Когда-нибудь, да, когда-нибудь я все расскажу, даже самое ужасное, прекрасное и самое унизительное в моей жизни, но не сейчас, еще рано… Я искал нечто, по антуражу похожее на самое волнующее событие.
Да, так много… Снаружи вечернее солнце освещало дворцовый сад, уже усыпанный осенними листьями. Сад… да, уничтоженный во время войны сад, полный разрушения.
Королева ждала, не отводя взгляда, но скромно, ни к чему не принуждая. Что она знала и что могла подозревать? Ее мудрые голубые глаза, прикрытые треугольными, увядшими веками, были исполнены человечности, меланхолии и мягкости, но ничего не выдавали.

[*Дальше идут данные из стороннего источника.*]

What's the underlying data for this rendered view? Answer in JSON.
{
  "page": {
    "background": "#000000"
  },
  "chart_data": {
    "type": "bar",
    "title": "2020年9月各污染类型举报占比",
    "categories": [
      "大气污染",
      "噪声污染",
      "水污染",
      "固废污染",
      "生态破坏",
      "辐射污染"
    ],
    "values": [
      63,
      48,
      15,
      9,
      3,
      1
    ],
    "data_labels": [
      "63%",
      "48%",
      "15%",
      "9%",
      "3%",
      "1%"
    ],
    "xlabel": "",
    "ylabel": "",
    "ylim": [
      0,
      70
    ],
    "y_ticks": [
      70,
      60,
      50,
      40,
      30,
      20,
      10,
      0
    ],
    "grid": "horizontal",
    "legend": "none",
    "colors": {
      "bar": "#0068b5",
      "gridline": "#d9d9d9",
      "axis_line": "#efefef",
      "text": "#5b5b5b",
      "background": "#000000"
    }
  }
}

Глядя на улицу, на качающиеся, уже почти совсем голые ветки, освещенные скупыми осенними лучами, я пытался привести мысли в порядок и вспомнить: образ сада, далеко отсюда, сада, полного боли, давным-давно — или то, что любят называть давным-давно: половину человеческой жизни тому назад… Война уже почти закончилась, но враг, вообще-то проигравший решающее сражение еще летом — последним летом войны, — все же предпринял ряд бессмысленных с точки зрения военного искусства безнадежных атак, которые мы, чтобы сохранить солдат, отражали очень пассивно, потому что «все равно все кончено». Сад из моих воспоминаний — под низким осенним солнцем, под беспрерывным орудийным огнем — находился возле дома священника или, по крайней мере, нам так показалось: может, соседнее строение действительно когда-то было церковью, а теперь возвышалось над землей на метр, считая от «первого камня», заложенного, судя по надписи, одним сорванцом «четырех лет отроду», что, конечно, вранье: по моим прикидкам колосс из синего сланца весил, как минимум, килограммов сорок — как бы то ни было, утешало, что паренек, учитывая год основания, давно уже умер.

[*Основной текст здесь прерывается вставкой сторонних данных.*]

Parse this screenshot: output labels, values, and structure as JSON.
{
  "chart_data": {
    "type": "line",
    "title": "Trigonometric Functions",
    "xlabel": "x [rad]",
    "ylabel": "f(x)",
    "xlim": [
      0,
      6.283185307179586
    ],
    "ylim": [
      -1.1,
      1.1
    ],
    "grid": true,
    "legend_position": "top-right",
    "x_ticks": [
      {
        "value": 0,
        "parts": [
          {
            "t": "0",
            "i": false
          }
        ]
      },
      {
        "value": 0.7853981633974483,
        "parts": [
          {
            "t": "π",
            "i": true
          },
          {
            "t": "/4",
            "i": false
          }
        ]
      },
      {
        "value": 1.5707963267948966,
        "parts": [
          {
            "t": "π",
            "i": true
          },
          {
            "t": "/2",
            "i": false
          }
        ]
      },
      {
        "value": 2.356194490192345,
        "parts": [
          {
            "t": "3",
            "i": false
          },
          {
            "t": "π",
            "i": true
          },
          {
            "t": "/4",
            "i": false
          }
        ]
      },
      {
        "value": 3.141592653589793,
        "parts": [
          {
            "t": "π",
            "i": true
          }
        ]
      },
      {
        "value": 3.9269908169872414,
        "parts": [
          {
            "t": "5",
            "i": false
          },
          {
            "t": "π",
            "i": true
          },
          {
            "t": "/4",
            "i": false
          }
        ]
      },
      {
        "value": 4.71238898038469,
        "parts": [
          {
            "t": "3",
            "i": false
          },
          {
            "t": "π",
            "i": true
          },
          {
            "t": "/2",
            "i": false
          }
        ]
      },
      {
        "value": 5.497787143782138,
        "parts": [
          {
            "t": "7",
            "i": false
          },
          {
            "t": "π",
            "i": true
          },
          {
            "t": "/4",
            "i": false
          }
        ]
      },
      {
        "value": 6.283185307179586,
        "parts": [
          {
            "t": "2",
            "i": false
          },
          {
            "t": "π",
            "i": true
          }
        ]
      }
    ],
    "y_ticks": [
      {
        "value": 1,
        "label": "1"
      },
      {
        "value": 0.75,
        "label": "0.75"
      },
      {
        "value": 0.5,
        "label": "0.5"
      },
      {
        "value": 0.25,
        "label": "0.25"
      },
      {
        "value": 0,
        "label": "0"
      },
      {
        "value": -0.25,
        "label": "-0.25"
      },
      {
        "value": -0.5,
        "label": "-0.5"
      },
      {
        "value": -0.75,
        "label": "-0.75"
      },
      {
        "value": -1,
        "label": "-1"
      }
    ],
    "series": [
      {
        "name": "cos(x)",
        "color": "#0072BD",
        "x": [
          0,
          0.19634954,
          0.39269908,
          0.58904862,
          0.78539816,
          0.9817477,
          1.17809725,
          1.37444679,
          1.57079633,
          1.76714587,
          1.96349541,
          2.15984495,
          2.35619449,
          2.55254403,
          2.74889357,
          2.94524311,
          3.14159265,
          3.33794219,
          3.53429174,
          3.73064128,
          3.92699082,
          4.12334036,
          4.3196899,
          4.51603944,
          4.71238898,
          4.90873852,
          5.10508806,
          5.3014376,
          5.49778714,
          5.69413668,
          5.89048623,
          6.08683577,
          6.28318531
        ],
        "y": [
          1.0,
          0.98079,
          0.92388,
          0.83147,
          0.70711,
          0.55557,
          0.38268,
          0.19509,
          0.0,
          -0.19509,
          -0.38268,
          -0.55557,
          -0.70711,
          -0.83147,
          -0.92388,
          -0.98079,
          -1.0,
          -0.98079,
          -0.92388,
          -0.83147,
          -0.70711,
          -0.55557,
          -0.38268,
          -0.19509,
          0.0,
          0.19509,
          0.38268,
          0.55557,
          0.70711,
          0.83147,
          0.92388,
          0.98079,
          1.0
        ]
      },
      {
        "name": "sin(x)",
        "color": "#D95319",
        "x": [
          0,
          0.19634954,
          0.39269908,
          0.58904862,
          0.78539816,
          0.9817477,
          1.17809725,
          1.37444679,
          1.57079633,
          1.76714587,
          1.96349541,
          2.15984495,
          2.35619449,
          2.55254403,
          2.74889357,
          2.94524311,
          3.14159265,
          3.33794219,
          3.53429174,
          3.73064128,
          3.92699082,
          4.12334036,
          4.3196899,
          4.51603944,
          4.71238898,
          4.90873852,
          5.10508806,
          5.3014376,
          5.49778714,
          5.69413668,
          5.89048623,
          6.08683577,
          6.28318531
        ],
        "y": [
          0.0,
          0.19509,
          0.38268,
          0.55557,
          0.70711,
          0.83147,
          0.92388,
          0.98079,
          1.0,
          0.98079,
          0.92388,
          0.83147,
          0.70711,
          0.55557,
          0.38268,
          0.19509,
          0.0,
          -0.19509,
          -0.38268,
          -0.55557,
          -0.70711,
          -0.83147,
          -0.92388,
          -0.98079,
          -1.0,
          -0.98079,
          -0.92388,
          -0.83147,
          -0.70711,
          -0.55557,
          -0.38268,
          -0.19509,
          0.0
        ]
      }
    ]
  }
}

От деревьев в саду — вероятно, фруктовых — остались только расщепленные пеньки, а все остальное — ограда, вольер или курятник — лежало в руинах. Вскоре направление орудийного огня сменилось: стреляли теперь прямо над нашим садом, с утешительным диким визгом, поскольку солдат знает разницу между пронзительным свистом слишком далеко направленного снаряда — который сильно шумит, но совсем не опасен тому, кто это слышит — и жутким грохотом снаряда, приближающегося к цели, который, выдыхаясь по дороге, устало пыхтит и причмокивает.
И вот, в эти давние времена, мы сидели в саду втроем: Джонни, Матрос и я, и пытались испечь в костре картошку. Мы ожидали нападения вражеской пехоты, если она вообще была на подходе: пушечный огонь был не просто угрожающей показухой. Свист пролетающих снарядов заглушал шипение и потрескивание — привычные с детства звуки — поджаривающейся картошки: наше кулинарное искусство превратилось в нечто вроде немого фильма про войну.
Как я и предполагал, в самом начале рассказа мне пришлось давать Королеве утомительные разъяснения, потому что Ее Милость не понимала, как мы могли спокойно сидеть у костра, если над нами пролетали снаряды.
— Снаряд, который визжит и свистит, не опасен, — объяснил я Ее Милости. — То есть тот, кто слышит свист, находится в безопасности, потому что этот снаряд упадет гораздо дальше, в совершенно другом месте.
Как получилось, что я не погиб? Вот тут я почувствовал себя действительно неслыханно глупо — как такое объяснить?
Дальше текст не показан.